BU Track and Field Director Heads to Olympics
Robyne Johnson is an assistant coach for Team USA

Robyne Johnson, BU’s track and field director, brings decades of coaching experience to her role as an assistant coach of the US women’s track and field team at the Summer Olympics in Rio. The track and field competition begins August 12. Photo by Cydney Scott
Robyne Johnson would have qualified for the 1992 US Olympic track team in the triple jump. Would have, because that event didn’t become an Olympic event until four years later, Johnson says; the ’92 trials were preparation for 1996. Her mother died in March that year, and Johnson’s zest to compete evaporated. And four years after that, then 38 years old, she tried, but failed to qualify for the 2000 games.

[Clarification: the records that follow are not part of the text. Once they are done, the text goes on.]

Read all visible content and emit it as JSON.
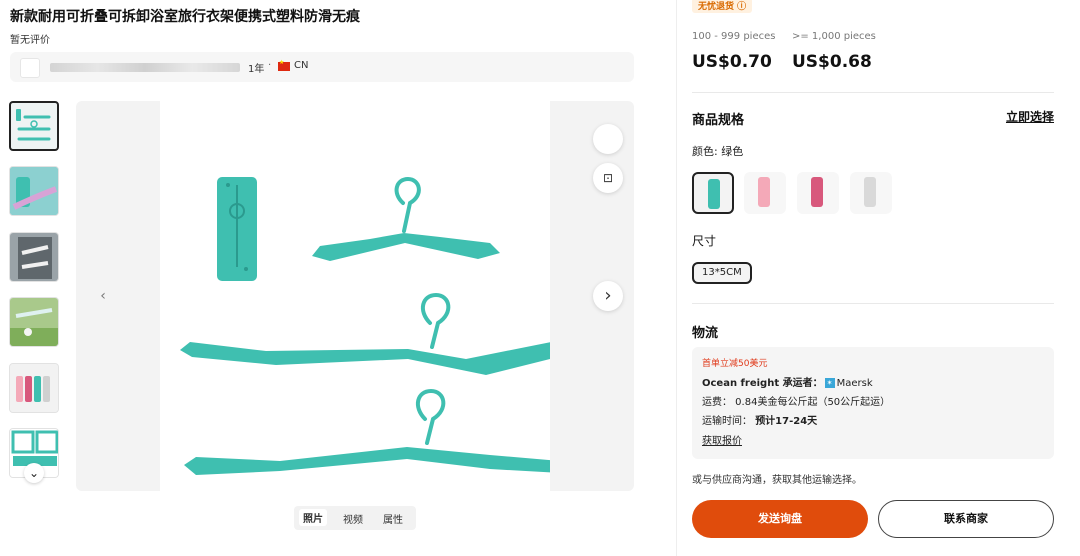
{
  "product": {
    "title": "新款耐用可折叠可拆卸浴室旅行衣架便携式塑料防滑无痕",
    "review_status": "暂无评价"
  },
  "supplier": {
    "years": "1年",
    "separator": "·",
    "country": "CN"
  },
  "gallery": {
    "thumbnails": [
      "hanger-collage",
      "hanger-green-closeup",
      "hanger-wardrobe",
      "hanger-outdoor",
      "hanger-colors",
      "hanger-diagram"
    ],
    "media_tabs": [
      "照片",
      "视频",
      "属性"
    ],
    "active_tab": "照片"
  },
  "pricing": {
    "badge": "无忧退货 ⓘ",
    "tiers": [
      {
        "range": "100 - 999 pieces",
        "price": "US$0.70"
      },
      {
        "range": ">= 1,000 pieces",
        "price": "US$0.68"
      }
    ]
  },
  "specs": {
    "title": "商品规格",
    "select_now": "立即选择",
    "color_label": "颜色: 绿色",
    "colors": [
      {
        "name": "green",
        "hex": "#3fbfb0",
        "selected": true
      },
      {
        "name": "pink",
        "hex": "#f4a9b8",
        "selected": false
      },
      {
        "name": "rose",
        "hex": "#d8587c",
        "selected": false
      },
      {
        "name": "gray",
        "hex": "#d9d9d9",
        "selected": false
      }
    ],
    "size_label": "尺寸",
    "size_value": "13*5CM"
  },
  "logistics": {
    "title": "物流",
    "promo": "首单立减50美元",
    "carrier_prefix": "Ocean freight 承运者：",
    "carrier": "Maersk",
    "fee": "运费：  0.84美金每公斤起（50公斤起运）",
    "time_label": "运输时间：",
    "time_value": "预计17-24天",
    "quote_link": "获取报价",
    "other_note": "或与供应商沟通，获取其他运输选择。"
  },
  "actions": {
    "inquiry": "发送询盘",
    "contact": "联系商家"
  },
  "colors": {
    "accent": "#e04c0c",
    "product": "#3fbfb0"
  }
}
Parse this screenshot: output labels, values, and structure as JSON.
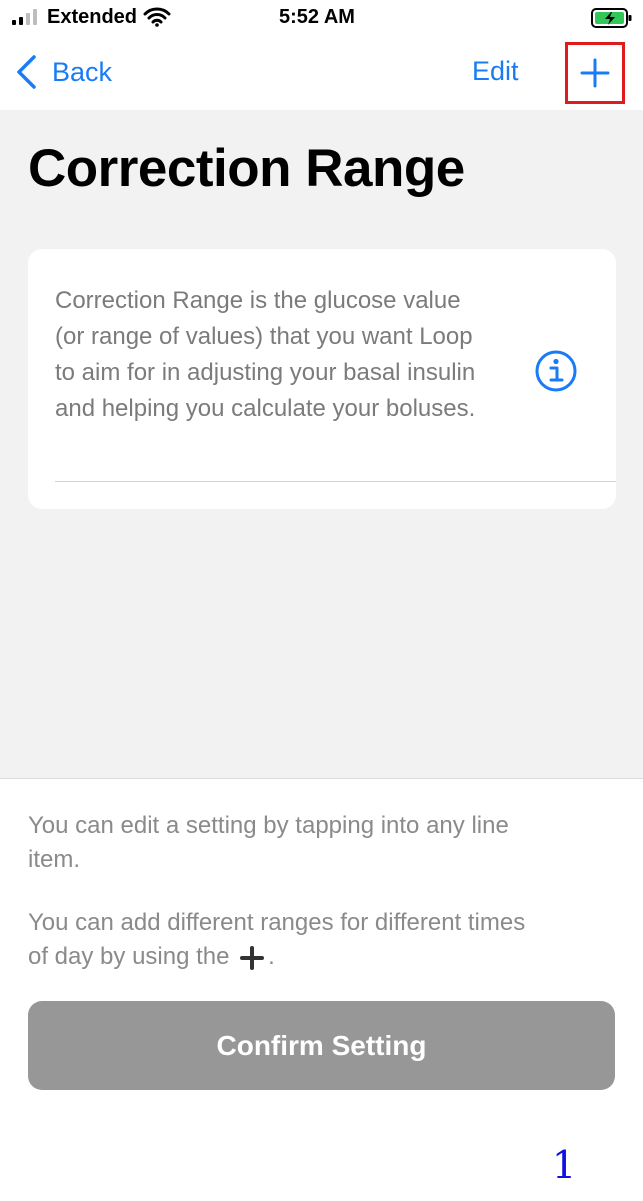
{
  "status_bar": {
    "carrier": "Extended",
    "time": "5:52 AM"
  },
  "nav": {
    "back_label": "Back",
    "edit_label": "Edit"
  },
  "page": {
    "title": "Correction Range"
  },
  "info_card": {
    "description": "Correction Range is the glucose value (or range of values) that you want Loop to aim for in adjusting your basal insulin and helping you calculate your boluses."
  },
  "bottom": {
    "tip_edit": "You can edit a setting by tapping into any line item.",
    "tip_add_prefix": "You can add different ranges for different times of day by using the",
    "tip_add_suffix": ".",
    "confirm_label": "Confirm Setting",
    "page_number": "1"
  },
  "colors": {
    "accent": "#1a7cf5",
    "highlight_box": "#e01b1b",
    "confirm_button": "#979797",
    "battery_charge": "#33c759"
  },
  "icons": {
    "signal": "cellular-signal-icon",
    "wifi": "wifi-icon",
    "battery": "battery-charging-icon",
    "back": "chevron-left-icon",
    "add": "plus-icon",
    "info": "info-circle-icon"
  }
}
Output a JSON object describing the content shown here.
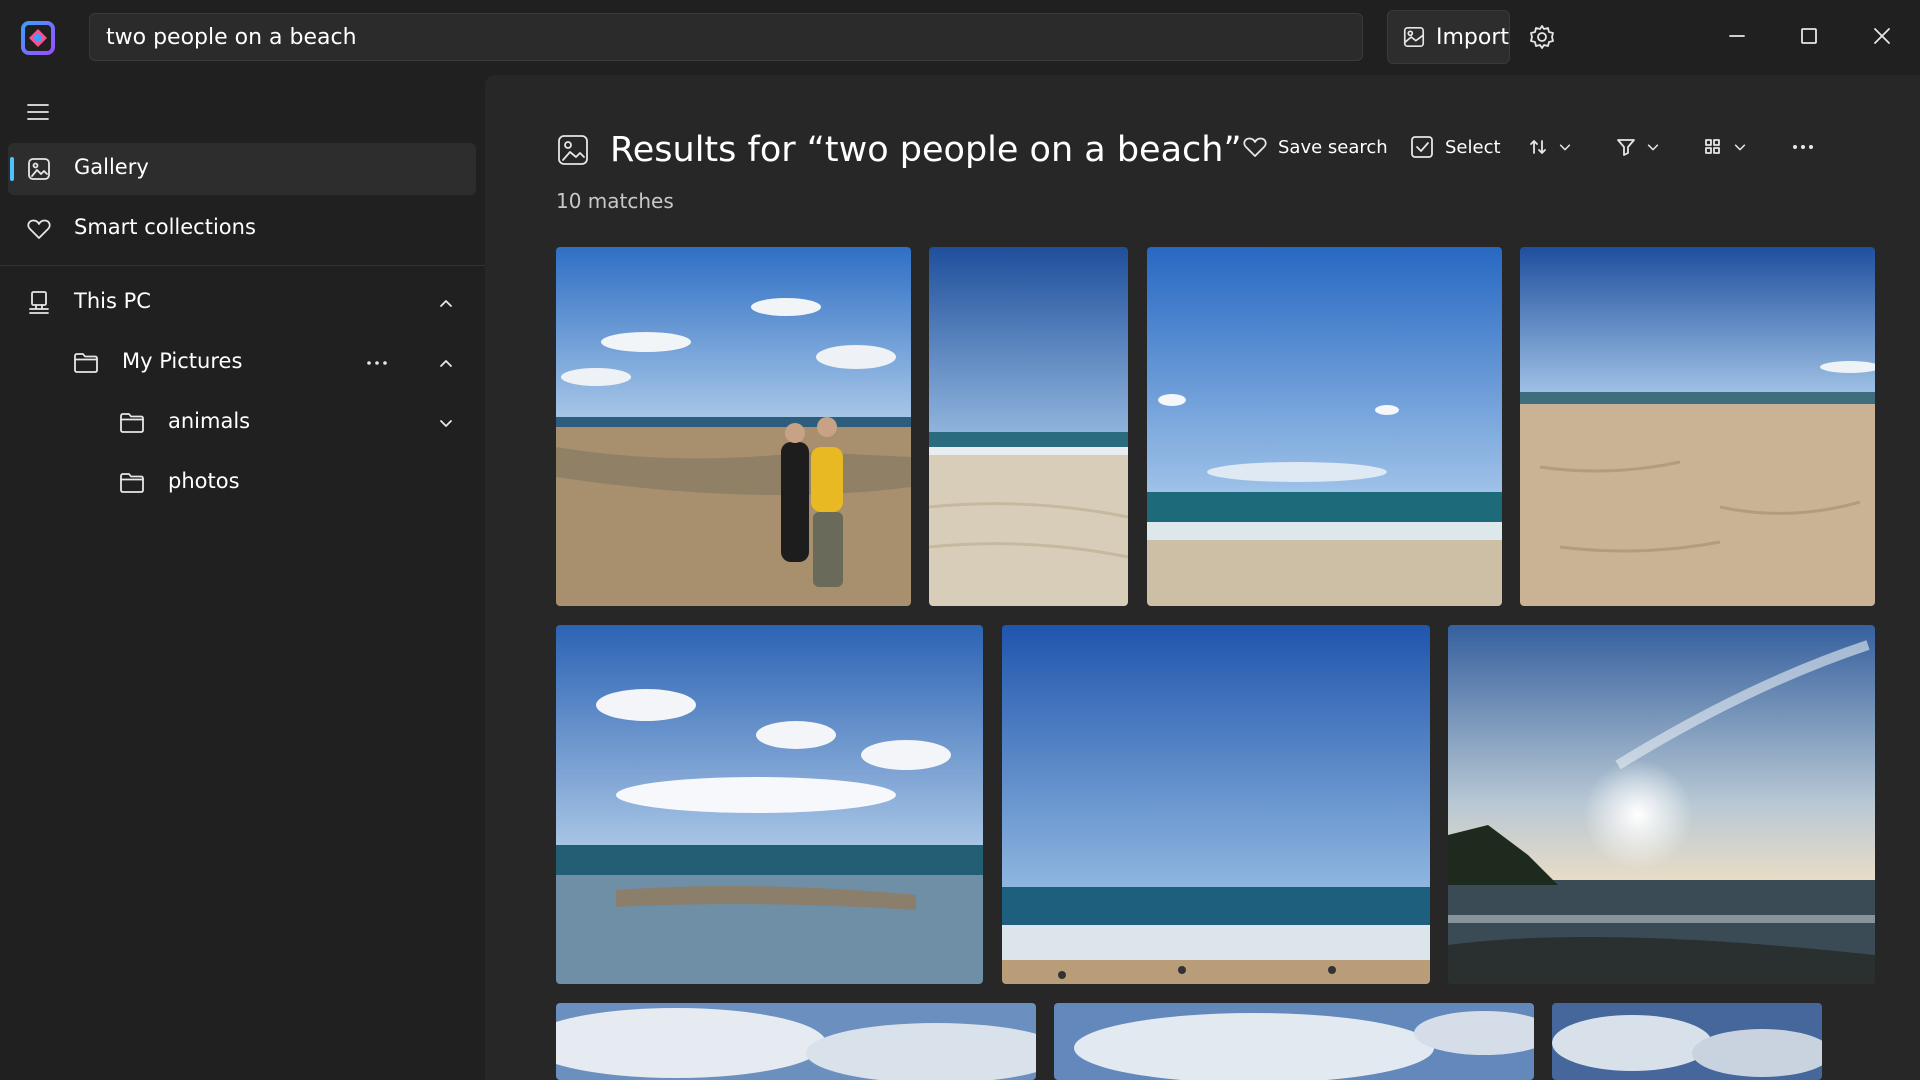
{
  "search": {
    "value": "two people on a beach"
  },
  "header": {
    "import_label": "Import"
  },
  "sidebar": {
    "gallery_label": "Gallery",
    "smart_collections_label": "Smart collections",
    "this_pc_label": "This PC",
    "my_pictures_label": "My Pictures",
    "animals_label": "animals",
    "photos_label": "photos"
  },
  "main": {
    "title": "Results for “two people on a beach”",
    "match_count": "10 matches",
    "toolbar": {
      "save_search_label": "Save search",
      "select_label": "Select"
    }
  },
  "photos": [
    "beach-two-people",
    "beach-sand-shore",
    "ocean-blue-sky",
    "sandy-beach",
    "ocean-clouds",
    "ocean-swimmers",
    "sunset-coast",
    "clouds-1",
    "clouds-2",
    "clouds-3"
  ],
  "colors": {
    "accent": "#4cc2ff",
    "background": "#202020",
    "panel": "#272727"
  }
}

“It is what it is and sometimes you just kind of keep making the best of it,” Johnson, BU’s track and field director, says while relaxing recently in the Track & Tennis Center stands as student runners zip by like asteroids on the track during practice. After three decades of making the best of it by compiling a glittering career in coaching, she’s earned a prize of a different nature as one of four assistant coaches for the US women’s track and field Olympic team. She will coach the women’s jumps and combined events in Rio de Janeiro.
“I’d prefer to be in the Olympics as an athlete, but this is the next best thing,” she says. On reflection, she notes that she’ll be joining an even more elite group than competing Olympians: “There are fewer Olympic coaches than there are Olympians.”
And while mounting the medals podium ultimately depends on the athletes—“It is the Olympic Games; there are no chumps there”—she embraces her responsibility. “Everything we want to do in the United States is get people on that podium and get a medal,” she says. “And this could be their one and only chance. Sometimes, you never get to be an Olympian again. They should have no regrets about how the process went before that.
“I don’t want them to think, ‘Well, I didn’t get to the warm-up track early enough.’”
It’s a pressure cooker, to be sure; unlike collegiate competition, the Olympics are “all about your country and not just your team,” Johnson says. Yet she professes not to be nervous, thanks to a career that has prepared her for her moment in the Brazilian sun.
She has been an assistant coach for three US track and field teams in international competition—at the 1998 World Cup in South Africa (where the Americans won the title), the 2003 Pan American Games, and the 2012 DecaNation meet in France. She was also women’s head coach for Team USA at the 2011 World University Games in China. Photos and memorabilia from her athletic and coaching days plaster the walls of her small Track & Tennis Center office, including a ribbon from China covered with team pins from nations that competed there.
She knows everyone on Team USA’s track and field coaching staff, having worked with or competed against them in the past. (When she was a student sprinter, jumper, and hurdler at the University of Texas, she was coached by two people who’ve been Olympic head coaches.) As director of both BU men’s and women’s track and field, she overseas 102 students on six Division I teams in cross country, indoor, and outdoor competition.
“We could not be more proud of Robyne’s appointment,” says Drew Marrochello, BU athletics director. “She has enjoyed great success as both an athlete and a coach at nearly every level of track and field, which is arguably the premier sport of the Summer Olympics, and the respect she has earned is so well deserved.”
Johnson arrived in Rio last week—her first visit to the so-called Marvelous City—and she’ll stay until August 22 or 23. Her 12-year-old son will visit for a week to watch some of the games. (He’s on his parochial school’s track and field team, but is more partial to baseball, she says.) She racked up frequent flyer miles this summer with travels to the Olympic trials in Oregon and the 2016 games’ credentialing and training camp near Houston as she prepared for the main event.
Working with Olympians will be easier than her BU job in one respect: there’s only so much you can do to improve “the best athletes in the world,” she says.
Her speech to the athletes is, basically, “This is what works for you, it got you here, if you can do that again, you’re probably going to be on that medal stand.…Stay calm and allow your performance to come out. Don’t fight to get there.”
One of the advantages of working with other coaches at the Olympics, she says, is the opportunity to gain new perspectives on ways to communicate with athletes.
When you think Olympics, you might conjure epic moments: the upset US win at the 1980 men’s ice hockey semifinal sending them on to achieve gold or gymnast Kerri Strug’s vaulting and staying on her feet despite an injured ankle to win the 1996 gold. Asked to predict possible Rio moments, Johnson cites American Christian Taylor, who she thinks may break the men’s world and Olympic triple jump record.
“I expect there are going to be moments like that, when I’m going to be able to say, man, I was there to witness that.”